The Jews who gathered in flaming torch-light at Yad Vashem on Holocaust Martyrs' and Heroes' Remembrance Day this year recollected, through personal testimony, music, and poetry, the children who perished in what will always remain an inconceivable tragedy, and an incomparable crime.
God promised Abraham, Isaac and Jacob that their children would be as the stars in the heavens. And so they were: the one-and-a-half-million little ones who died in the flames of the Holocaust. On this year's commemoration they were especially remembered; their names read aloud in the Knesset, and at ceremonies around the world.
But former Knesset speaker, Dov Shilansky, was unable to read out the names of those children he had known and played with, "who were sent to Auschwitz crying 'Mamele, Ich will leben' [Mummy, I want to live]."

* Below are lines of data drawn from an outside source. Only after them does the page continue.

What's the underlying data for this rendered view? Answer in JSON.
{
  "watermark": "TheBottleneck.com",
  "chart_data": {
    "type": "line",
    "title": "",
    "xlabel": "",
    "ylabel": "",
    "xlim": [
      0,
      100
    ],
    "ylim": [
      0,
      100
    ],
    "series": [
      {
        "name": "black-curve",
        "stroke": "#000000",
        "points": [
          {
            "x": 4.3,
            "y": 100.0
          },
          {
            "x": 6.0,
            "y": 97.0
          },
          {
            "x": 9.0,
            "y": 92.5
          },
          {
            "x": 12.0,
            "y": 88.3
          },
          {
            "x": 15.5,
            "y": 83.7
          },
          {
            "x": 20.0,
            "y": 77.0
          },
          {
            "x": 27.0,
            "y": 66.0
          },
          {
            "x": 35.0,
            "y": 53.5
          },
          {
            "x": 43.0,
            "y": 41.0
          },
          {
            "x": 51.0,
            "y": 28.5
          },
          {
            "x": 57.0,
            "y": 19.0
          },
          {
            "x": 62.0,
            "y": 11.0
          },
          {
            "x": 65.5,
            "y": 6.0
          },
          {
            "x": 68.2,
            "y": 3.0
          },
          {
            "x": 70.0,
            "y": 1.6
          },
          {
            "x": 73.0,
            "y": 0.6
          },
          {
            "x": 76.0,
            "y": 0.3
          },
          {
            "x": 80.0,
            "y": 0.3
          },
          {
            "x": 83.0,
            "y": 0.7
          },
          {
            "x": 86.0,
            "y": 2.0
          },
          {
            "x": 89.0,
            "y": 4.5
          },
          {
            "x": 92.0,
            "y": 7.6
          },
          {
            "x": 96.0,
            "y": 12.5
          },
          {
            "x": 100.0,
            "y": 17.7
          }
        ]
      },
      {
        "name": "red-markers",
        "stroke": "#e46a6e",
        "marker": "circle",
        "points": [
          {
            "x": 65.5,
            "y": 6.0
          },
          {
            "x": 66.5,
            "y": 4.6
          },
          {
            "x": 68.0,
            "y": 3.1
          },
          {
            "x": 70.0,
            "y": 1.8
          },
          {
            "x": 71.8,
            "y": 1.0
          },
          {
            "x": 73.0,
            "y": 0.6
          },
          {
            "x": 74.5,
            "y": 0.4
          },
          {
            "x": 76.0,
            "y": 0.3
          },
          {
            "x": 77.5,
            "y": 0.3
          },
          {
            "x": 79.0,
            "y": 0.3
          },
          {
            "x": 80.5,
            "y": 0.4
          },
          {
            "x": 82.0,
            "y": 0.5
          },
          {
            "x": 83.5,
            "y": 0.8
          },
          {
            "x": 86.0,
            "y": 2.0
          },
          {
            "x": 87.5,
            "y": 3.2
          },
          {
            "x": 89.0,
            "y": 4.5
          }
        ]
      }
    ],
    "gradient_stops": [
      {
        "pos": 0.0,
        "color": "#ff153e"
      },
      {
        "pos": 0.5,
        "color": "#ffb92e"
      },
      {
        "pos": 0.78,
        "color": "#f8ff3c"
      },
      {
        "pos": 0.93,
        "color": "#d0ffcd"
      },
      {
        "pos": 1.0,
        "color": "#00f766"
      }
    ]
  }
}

"The world heard," he declared, "and was silent."
Shevah Weiss, another former speaker, recalled how most of the children he had known in his Polish village were killed and hung on meat hooks in the local slaughterhouse.
There is no comprehending the evil that so brutally ripped away these hundreds of thousands of innocent lives. And there is no reckoning the wealth with which these children would have infused the Jewish people, and the world, had they been permitted to live their lives to the full.
Snuffed out at the very beginning, all that remains of the light they were intended to bring into the world is the flickering of 1,5 million "stars" in the void of darkness that cloaks the Children's Memorial at Yad Vashem, and the memories of the many-- brothers, sisters, neighbours, friends, and still a few parents--who can never forget.
For those who survived and came to Israel, today no longer all that young, the years since the Holocaust should have afforded a time of healing and peace. They have not. Those who have sowed in so many tears have yet to reap in joy.